S3 Retransmit Rate

0

We run a service that continuously uploads S3 objects of various sizes (from 1MB to 100MB). The rate is about 100 objects per second. From time to time (1 out of 10k), one such uploading could take extremely long time (10sec for a 5MB object for example). Also the S3 retransmit rate was about 1.5% consistently. To remove those long uploading outliers, we implemented a logic to timeout those long uploading job (capped at 3 seconds) then retry. As a result, the S3 retransmit rate dropped to 0.5%.

The service is written in Java, and we are using Java SDK 2.25.0, and the service runs on AWS VPC.

I have a few questions:

  • How to find out what's causing the retransmit?
  • More importantly how to explain the rate drop after applying timeout and retry logic?
  • Lastly, did we pick a wrong solution or is there a better way to handle those outliers?
Kai
asked a month ago549 views
2 Answers
0

Are you uploading the data from an on-premises or other non-AWS origin, or from inside an AWS VPC?

Are you uploading with the AWS CLI and its aws s3 cp or aws s3 sync commands, for example, or are you using some third-party software or your own custom code?

In general, uploads and downloads performed either with the CLI or with the similar high-level functions available in the AWS SDKs, a very powerful way to compensate for momentary disruptions in network connections and other intermittent phenomena is to set the concurrency attributes to sufficiently high values, while not setting them so high that the excessive degree of concurrency will cause the non-S3 side of the transfer to stall under heavy context switching.

For example, if you perform the upload with 64 concurrent requests and have thousands of files to upload, even if a single one of those 64 stalled for some time, the remaining 63 independent connections would probably use up the capacity momentarily left unused by the one that's stalled.

For the CLI, the concurrency settings are documented here: https://awscli.amazonaws.com/v2/documentation/api/latest/topic/s3-config.html. The key ones are max_concurrent_requests, which you should set to an adequate value as discussed above, and max_queue_size which you can set to a high value, like 1,000 or 10,000 to have the client prepare subsequent files/chunks for upload while others are already on their way.

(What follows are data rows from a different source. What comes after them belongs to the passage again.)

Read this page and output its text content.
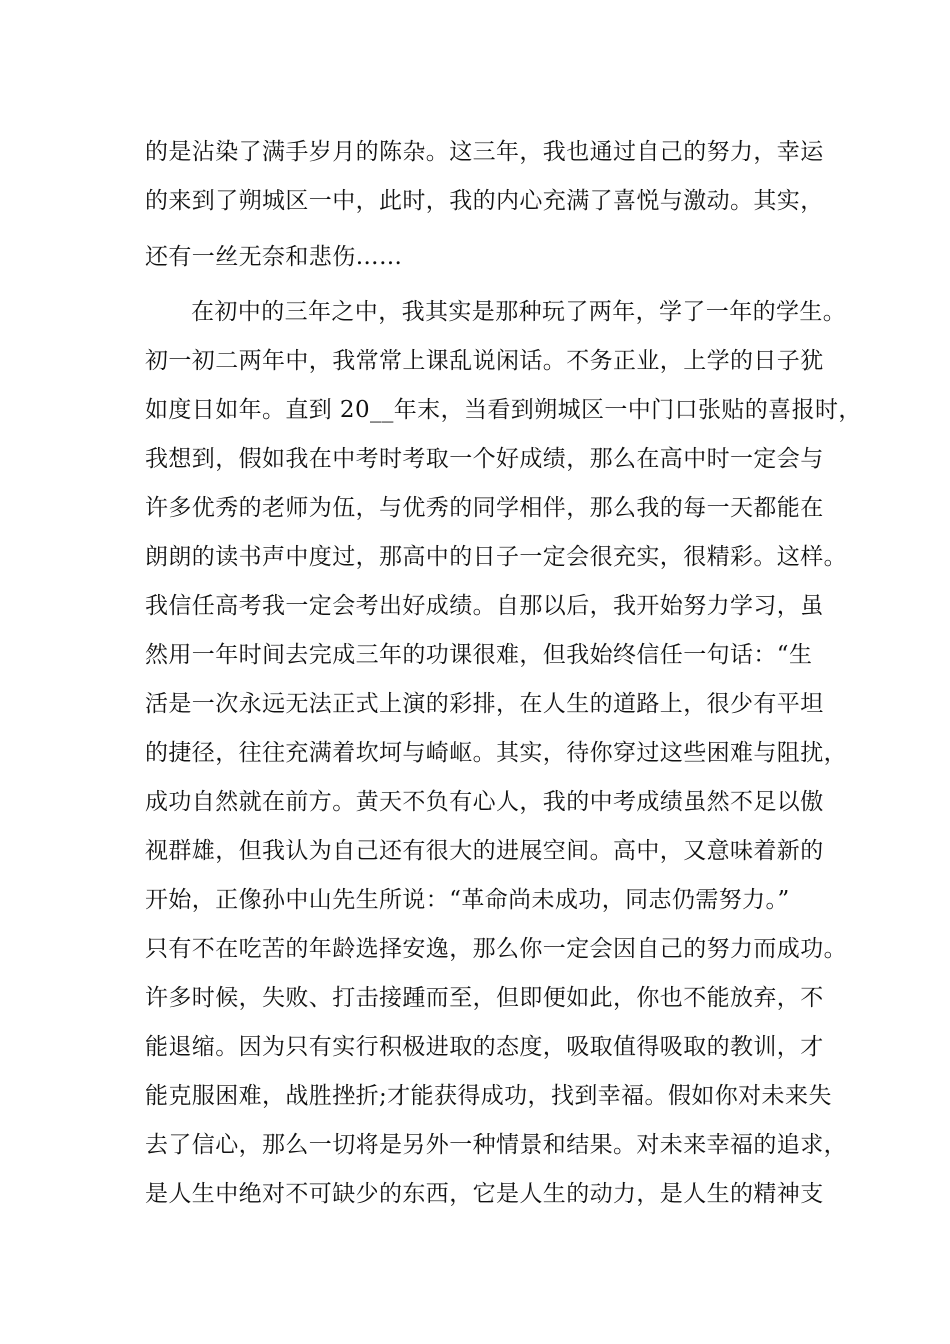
的是沾染了满手岁月的陈杂。这三年，我也通过自己的努力，幸运
的来到了朔城区一中，此时，我的内心充满了喜悦与激动。其实，
还有一丝无奈和悲伤……
在初中的三年之中，我其实是那种玩了两年，学了一年的学生。
初一初二两年中，我常常上课乱说闲话。不务正业，上学的日子犹
如度日如年。直到 20__年末，当看到朔城区一中门口张贴的喜报时，
我想到，假如我在中考时考取一个好成绩，那么在高中时一定会与
许多优秀的老师为伍，与优秀的同学相伴，那么我的每一天都能在
朗朗的读书声中度过，那高中的日子一定会很充实，很精彩。这样。
我信任高考我一定会考出好成绩。自那以后，我开始努力学习，虽
然用一年时间去完成三年的功课很难，但我始终信任一句话：“生
活是一次永远无法正式上演的彩排，在人生的道路上，很少有平坦
的捷径，往往充满着坎坷与崎岖。其实，待你穿过这些困难与阻扰，
成功自然就在前方。黄天不负有心人，我的中考成绩虽然不足以傲
视群雄，但我认为自己还有很大的进展空间。高中，又意味着新的
开始，正像孙中山先生所说：“革命尚未成功，同志仍需努力。”
只有不在吃苦的年龄选择安逸，那么你一定会因自己的努力而成功。
许多时候，失败、打击接踵而至，但即便如此，你也不能放弃，不
能退缩。因为只有实行积极进取的态度，吸取值得吸取的教训，才
能克服困难，战胜挫折;才能获得成功，找到幸福。假如你对未来失
去了信心，那么一切将是另外一种情景和结果。对未来幸福的追求，
是人生中绝对不可缺少的东西，它是人生的动力，是人生的精神支
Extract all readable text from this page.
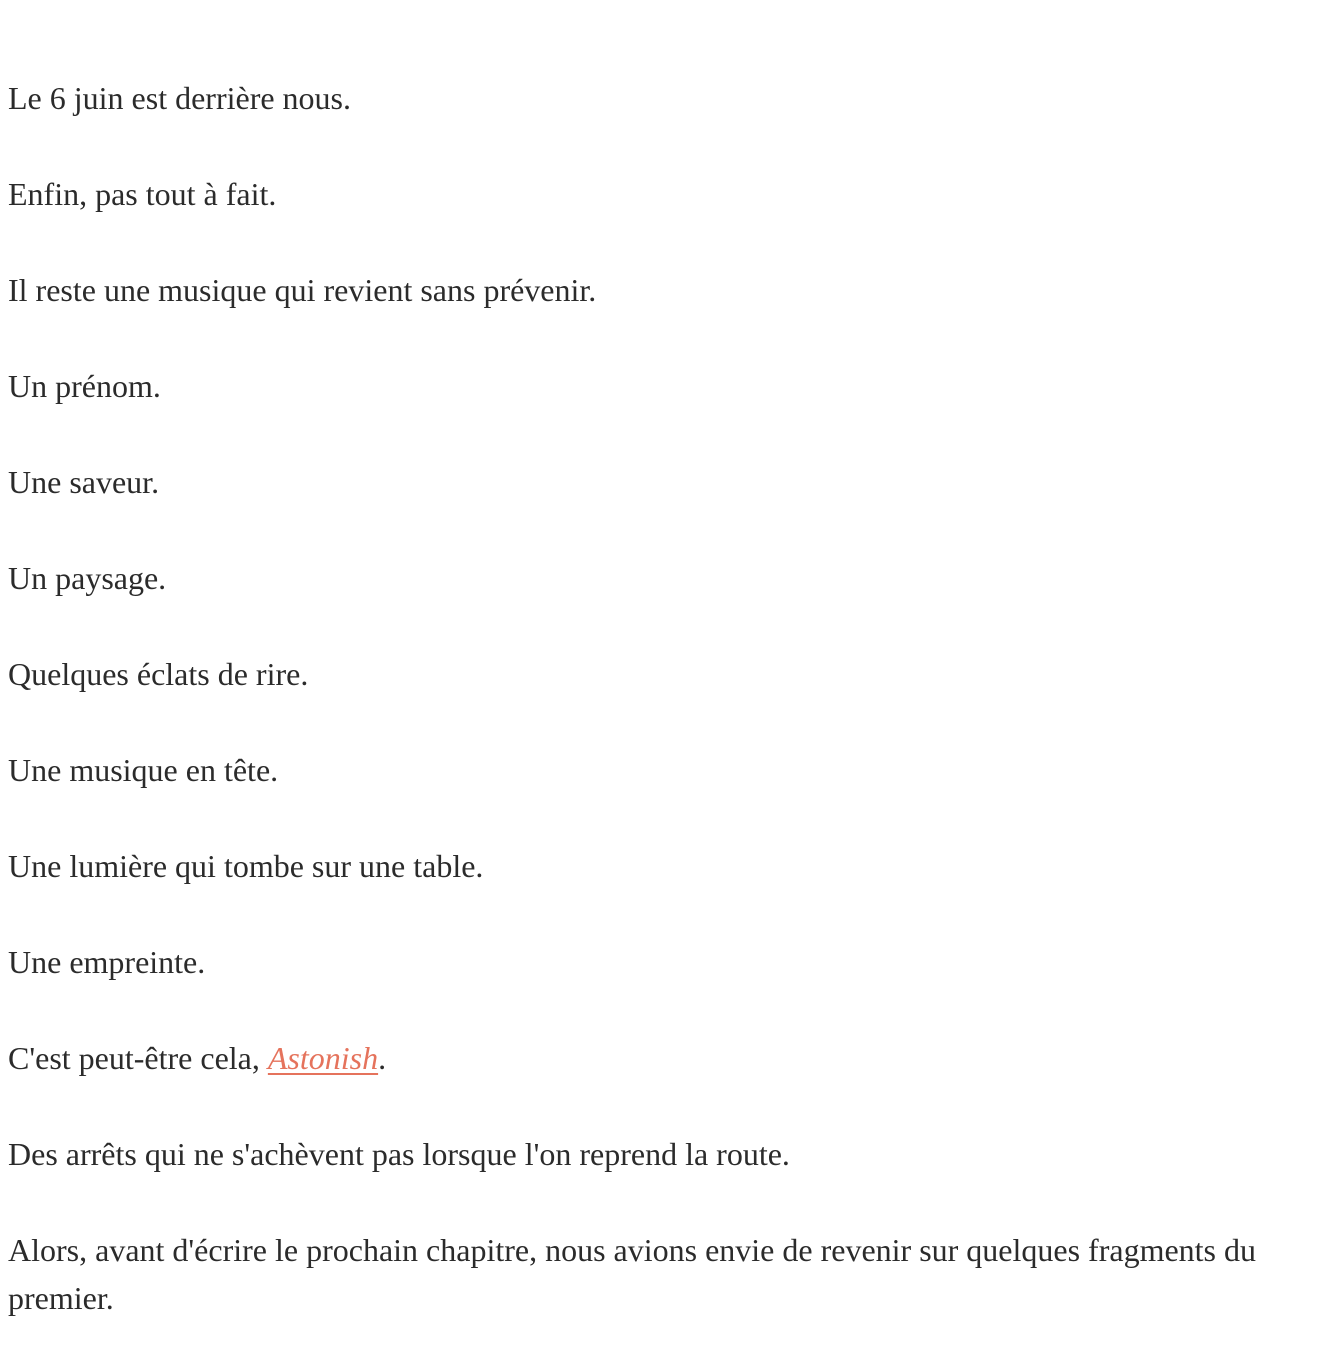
Le 6 juin est derrière nous.

Enfin, pas tout à fait.

Il reste une musique qui revient sans prévenir.

Un prénom.

Une saveur.

Un paysage.

Quelques éclats de rire.

Une musique en tête.

Une lumière qui tombe sur une table.

Une empreinte.

C'est peut-être cela, Astonish.

Des arrêts qui ne s'achèvent pas lorsque l'on reprend la route.

Alors, avant d'écrire le prochain chapitre, nous avions envie de revenir sur quelques fragments du premier.
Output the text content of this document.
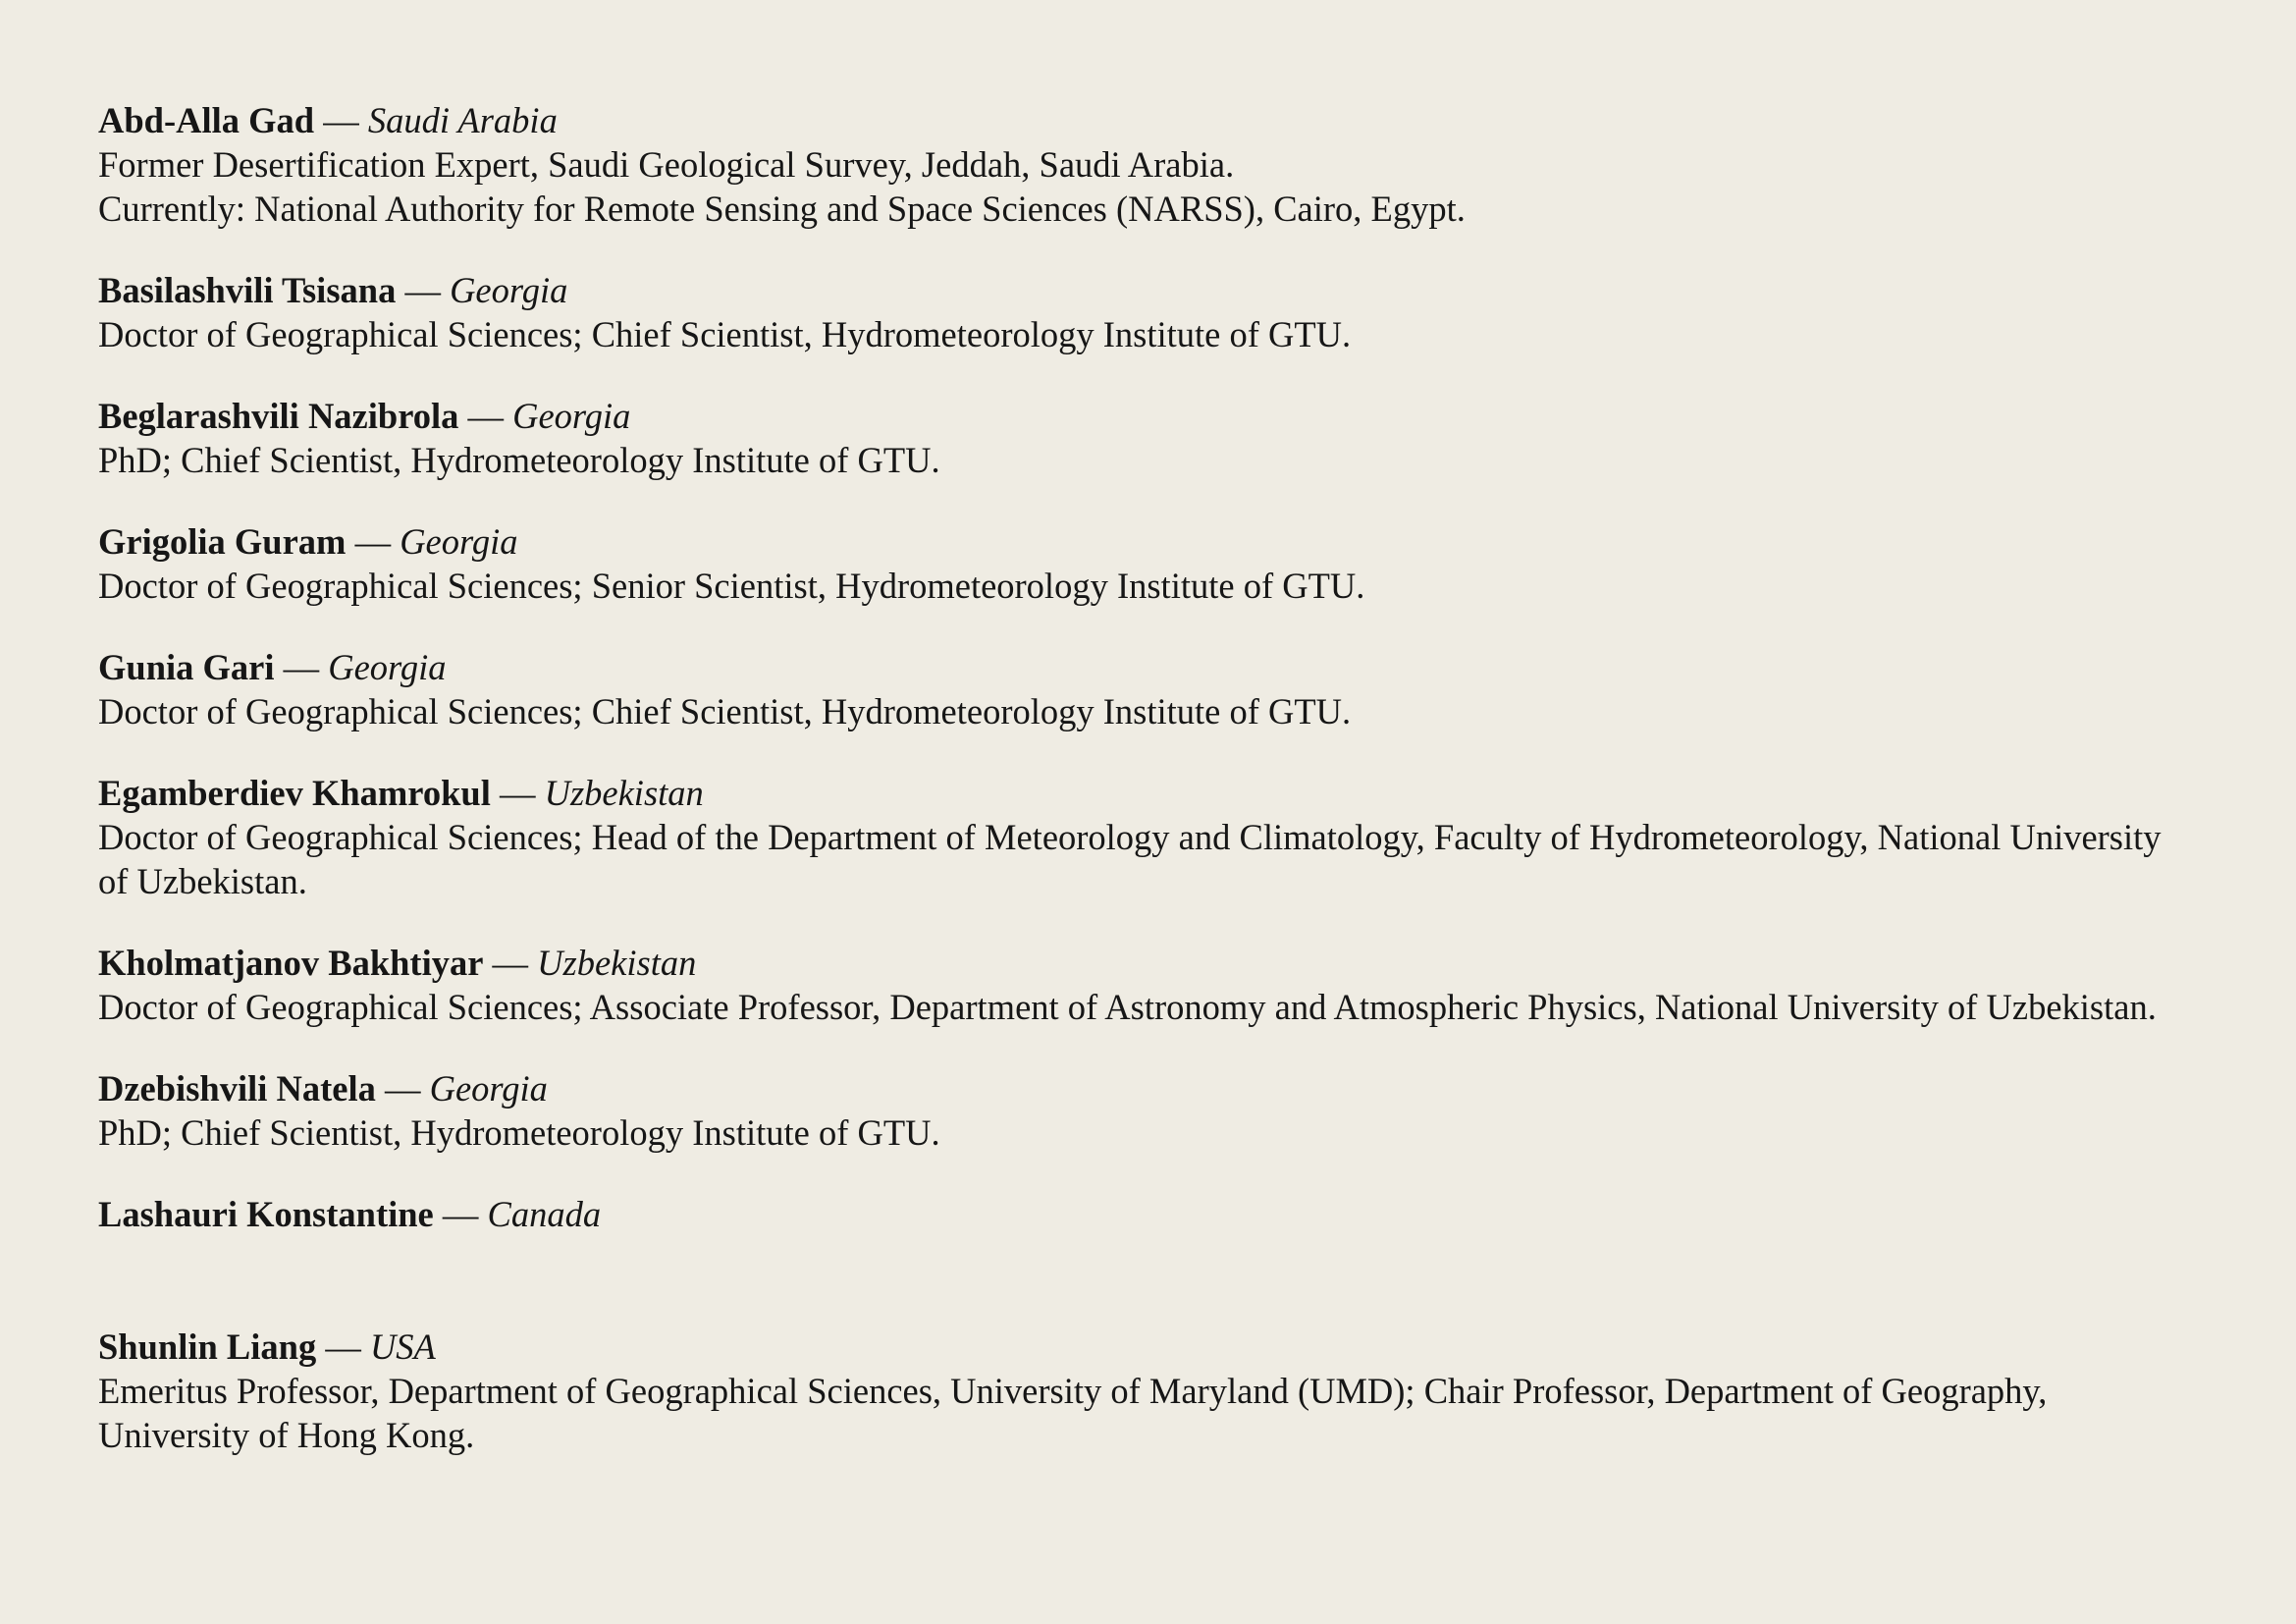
Abd-Alla Gad — Saudi Arabia

Former Desertification Expert, Saudi Geological Survey, Jeddah, Saudi Arabia.

Currently: National Authority for Remote Sensing and Space Sciences (NARSS), Cairo, Egypt.

Basilashvili Tsisana — Georgia

Doctor of Geographical Sciences; Chief Scientist, Hydrometeorology Institute of GTU.

Beglarashvili Nazibrola — Georgia

PhD; Chief Scientist, Hydrometeorology Institute of GTU.

Grigolia Guram — Georgia

Doctor of Geographical Sciences; Senior Scientist, Hydrometeorology Institute of GTU.

Gunia Gari — Georgia

Doctor of Geographical Sciences; Chief Scientist, Hydrometeorology Institute of GTU.

Egamberdiev Khamrokul — Uzbekistan

Doctor of Geographical Sciences; Head of the Department of Meteorology and Climatology, Faculty of Hydrometeorology, National University of Uzbekistan.

Kholmatjanov Bakhtiyar — Uzbekistan

Doctor of Geographical Sciences; Associate Professor, Department of Astronomy and Atmospheric Physics, National University of Uzbekistan.

Dzebishvili Natela — Georgia

PhD; Chief Scientist, Hydrometeorology Institute of GTU.

Lashauri Konstantine — Canada
Shunlin Liang — USA

Emeritus Professor, Department of Geographical Sciences, University of Maryland (UMD); Chair Professor, Department of Geography, University of Hong Kong.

The multipart_threshold and multipart_chunksize settings can be used to adjust concurrency significantly when dealing with a small number of large files, but with small files, they don't necessarily matter that much. You can try out different values for optimisation.

EXPERT
Leo K
answered a month ago
profile picture
EXPERT
reviewed a month ago
0

I see you updated the question with answers to the platform questions. Following up, is your VPC IPv4-only, dual-stack IPv4+IPv6, or IPv6-only?

If it's IPv4-only or dual-stack, have you got a VPC gateway endpoint for S3 in the VPC? Is the VPC endpoint included in the route table attached to the subnet(s) hosting the compute capacity performing the uploads?

In your Java code, are you using S3TransferManager for the file upload: https://sdk.amazonaws.com/java/api/latest/software/amazon/awssdk/transfer/s3/S3TransferManager.html. It supports the same style of concurrent multipart upload tuning as the AWS CLI settings I described earlier. There are practical code examples for uploads using the different classes on this documentation page: https://docs.aws.amazon.com/sdk-for-java/latest/developer-guide/java_s3_code_examples.html

For your Java runtime, have you ensured that you have ample memory allocated and garbage collection runs don't coincide with the moments when the upload stalls? I realise this may not be the case, if only some uploads are affected, but checking to be sure.

EXPERT
Leo K
answered a month ago